Something many companies struggle with is accurate time keeping. Employees have a tendency to work out systems where one will cover for another, particularly if someone is running late. While this is fine in theory, it ultimately costs the company money via lost productivity and employee benefits. However, with the advance of technology, a solution has come to light that ensures employers can accurately measure who was in attendance and who wasn’t.
Allied Time has presented a fingerprint time clock. This biometric clock functions by allowing employees to press their fingers onto the machine in order to sign in. Because fingerprints are unique, there is no way for one employee to ‘buddy punch’ or cover for a friend who may be running late.
Biometric fingerprint scanners are very accurate, able to read the prints of people even if their hands are cracked, wet, dirty, or otherwise faded. The clock can be linked to a computer so that it automatically registers an employee as present. All an employee has to do is press his finger to the machine again to clock out for lunch or for the day.

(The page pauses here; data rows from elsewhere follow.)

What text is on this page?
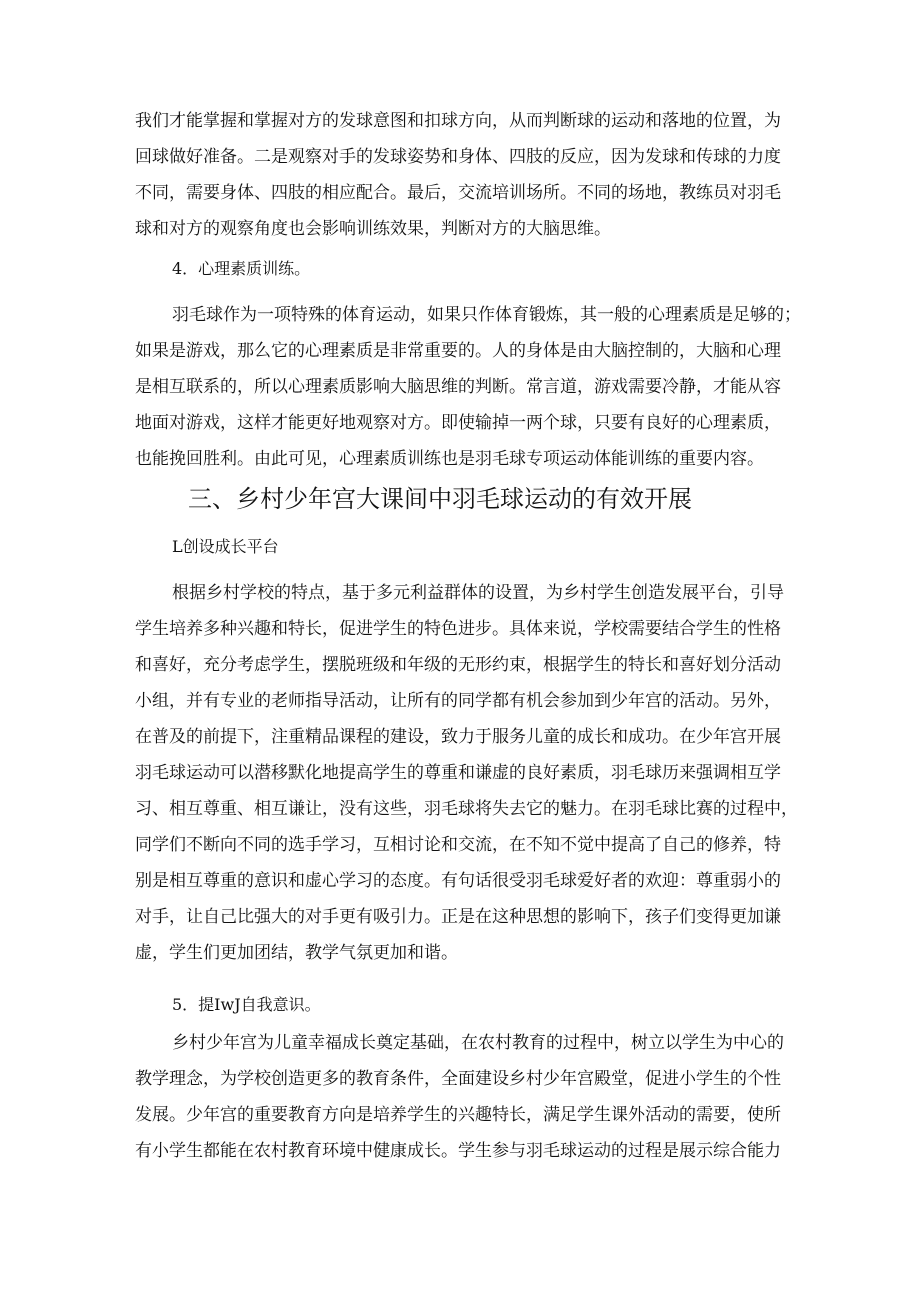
我们才能掌握和掌握对方的发球意图和扣球方向，从而判断球的运动和落地的位置，为
回球做好准备。二是观察对手的发球姿势和身体、四肢的反应，因为发球和传球的力度
不同，需要身体、四肢的相应配合。最后，交流培训场所。不同的场地，教练员对羽毛
球和对方的观察角度也会影响训练效果，判断对方的大脑思维。
4．心理素质训练。
羽毛球作为一项特殊的体育运动，如果只作体育锻炼，其一般的心理素质是足够的；
如果是游戏，那么它的心理素质是非常重要的。人的身体是由大脑控制的，大脑和心理
是相互联系的，所以心理素质影响大脑思维的判断。常言道，游戏需要冷静，才能从容
地面对游戏，这样才能更好地观察对方。即使输掉一两个球，只要有良好的心理素质，
也能挽回胜利。由此可见，心理素质训练也是羽毛球专项运动体能训练的重要内容。
三、乡村少年宫大课间中羽毛球运动的有效开展
L创设成长平台
根据乡村学校的特点，基于多元利益群体的设置，为乡村学生创造发展平台，引导
学生培养多种兴趣和特长，促进学生的特色进步。具体来说，学校需要结合学生的性格
和喜好，充分考虑学生，摆脱班级和年级的无形约束，根据学生的特长和喜好划分活动
小组，并有专业的老师指导活动，让所有的同学都有机会参加到少年宫的活动。另外，
在普及的前提下，注重精品课程的建设，致力于服务儿童的成长和成功。在少年宫开展
羽毛球运动可以潜移默化地提高学生的尊重和谦虚的良好素质，羽毛球历来强调相互学
习、相互尊重、相互谦让，没有这些，羽毛球将失去它的魅力。在羽毛球比赛的过程中，
同学们不断向不同的选手学习，互相讨论和交流，在不知不觉中提高了自己的修养，特
别是相互尊重的意识和虚心学习的态度。有句话很受羽毛球爱好者的欢迎：尊重弱小的
对手，让自己比强大的对手更有吸引力。正是在这种思想的影响下，孩子们变得更加谦
虚，学生们更加团结，教学气氛更加和谐。
5．提IwJ自我意识。
乡村少年宫为儿童幸福成长奠定基础，在农村教育的过程中，树立以学生为中心的
教学理念，为学校创造更多的教育条件，全面建设乡村少年宫殿堂，促进小学生的个性
发展。少年宫的重要教育方向是培养学生的兴趣特长，满足学生课外活动的需要，使所
有小学生都能在农村教育环境中健康成长。学生参与羽毛球运动的过程是展示综合能力
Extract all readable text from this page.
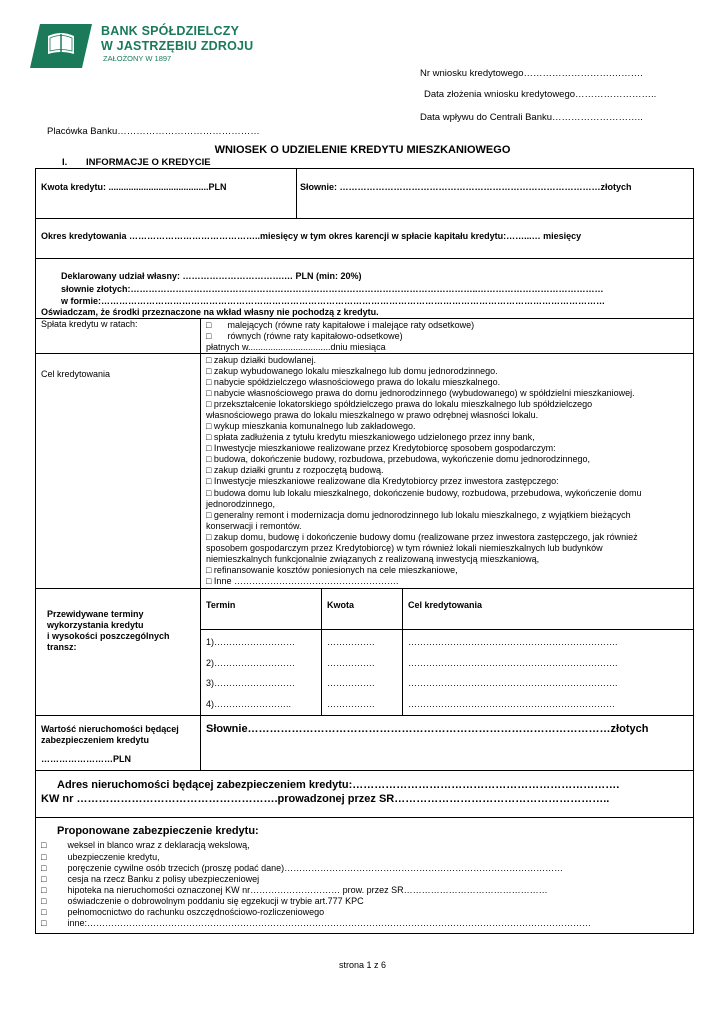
BANK SPÓŁDZIELCZY
W JASTRZĘBIU ZDROJU
ZAŁOŻONY W 1897
Nr wniosku kredytowego……………………….……….
Data złożenia wniosku kredytowego……………………..
Data wpływu do Centrali Banku………………………..
Placówka Banku………………………………………
WNIOSEK O UDZIELENIE KREDYTU MIESZKANIOWEGO
I. INFORMACJE O KREDYCIE
Kwota kredytu: ........................................PLN	Słownie: ……………………………………………………………………………złotych
Okres kredytowania ……………………………………..miesięcy w tym okres karencji w spłacie kapitału kredytu:……...… miesięcy
Deklarowany udział własny: …………………………….… PLN (min: 20%)
słownie złotych:……………………………………………………………………………………………………..……………………………………
w formie:……………………………………………………………………………………………………………………………………………………
Oświadczam, że środki przeznaczone na wkład własny nie pochodzą z kredytu.
Spłata kredytu w ratach:	□ malejących (równe raty kapitałowe i malejące raty odsetkowe)
□ równych (równe raty kapitałowo-odsetkowe)
płatnych w.................................dniu miesiąca
Cel kredytowania
□ zakup działki budowlanej.
□ zakup wybudowanego lokalu mieszkalnego lub domu jednorodzinnego.
□ nabycie spółdzielczego własnościowego prawa do lokalu mieszkalnego.
□ nabycie własnościowego prawa do domu jednorodzinnego (wybudowanego) w spółdzielni mieszkaniowej.
□ przekształcenie lokatorskiego spółdzielczego prawa do lokalu mieszkalnego lub spółdzielczego
własnościowego prawa do lokalu mieszkalnego w prawo odrębnej własności lokalu.
□ wykup mieszkania komunalnego lub zakładowego.
□ spłata zadłużenia z tytułu kredytu mieszkaniowego udzielonego przez inny bank,
□ Inwestycje mieszkaniowe realizowane przez Kredytobiorcę sposobem gospodarczym:
□ budowa, dokończenie budowy, rozbudowa, przebudowa, wykończenie domu jednorodzinnego,
□ zakup działki gruntu z rozpoczętą budową.
□ Inwestycje mieszkaniowe realizowane dla Kredytobiorcy przez inwestora zastępczego:
□ budowa domu lub lokalu mieszkalnego, dokończenie budowy, rozbudowa, przebudowa, wykończenie domu
jednorodzinnego,
□ generalny remont i modernizacja domu jednorodzinnego lub lokalu mieszkalnego, z wyjątkiem bieżących
konserwacji i remontów.
□ zakup domu, budowę i dokończenie budowy domu (realizowane przez inwestora zastępczego, jak również
sposobem gospodarczym przez Kredytobiorcę) w tym również lokali niemieszkalnych lub budynków
niemieszkalnych funkcjonalnie związanych z realizowaną inwestycją mieszkaniową,
□ refinansowanie kosztów poniesionych na cele mieszkaniowe,
□ Inne ……………………………………………….
Przewidywane terminy
wykorzystania kredytu
i wysokości poszczególnych
transz:
Termin	Kwota	Cel kredytowania
1)………………………	…………….	…………………………………………………………….
2)………………………	…………….	…………………………………………………………….
3)………………………	…………….	…………………………………………………………….
4)……………………..	…………….	……………………………………………………………
Wartość nieruchomości będącej
zabezpieczeniem kredytu
……………………PLN
Słownie………………………………………………………………………………………złotych
Adres nieruchomości będącej zabezpieczeniem kredytu:……………………………………………………………….
KW nr ……………………………………………….prowadzonej przez SR…………………………………………………..
Proponowane zabezpieczenie kredytu:
□ weksel in blanco wraz z deklaracją wekslową,
□ ubezpieczenie kredytu,
□ poręczenie cywilne osób trzecich (proszę podać dane)…………………………………………………………………………………
□ cesja na rzecz Banku z polisy ubezpieczeniowej
□ hipoteka na nieruchomości oznaczonej KW nr………………………… prow. przez SR…………………………………………
□ oświadczenie o dobrowolnym poddaniu się egzekucji w trybie art.777 KPC
□ pełnomocnictwo do rachunku oszczędnościowo-rozliczeniowego
□ inne:……………………………………………………………………………………………………………………………………………………
strona 1 z 6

Some biometric fingerprint scanners also have a facial recognition system that triggers when a finger is pressed onto the device, ensuring that even if an employee somehow manages to fake their fingerprints, the machine will make a record of who was actually pressing the button.
While these systems are sometimes expensive, their cost is completely deductible from taxes; in addition, the lower-end biometric scanners start as low as $129.00, making it easily affordable for even the most shoestring of budgets.
If you find that your company has attendance problems or issues with chronic buddy punching, consider installing a biometric fingerprint scanner. Not only will this provide more incentive for employees to show up on time, but you’ll be able to tell exactly who is a hard worker and who isn’t based on when they get to work. Any investment you make towards a biometric scanner will more than pay for itself in increased productivity and earned revenue.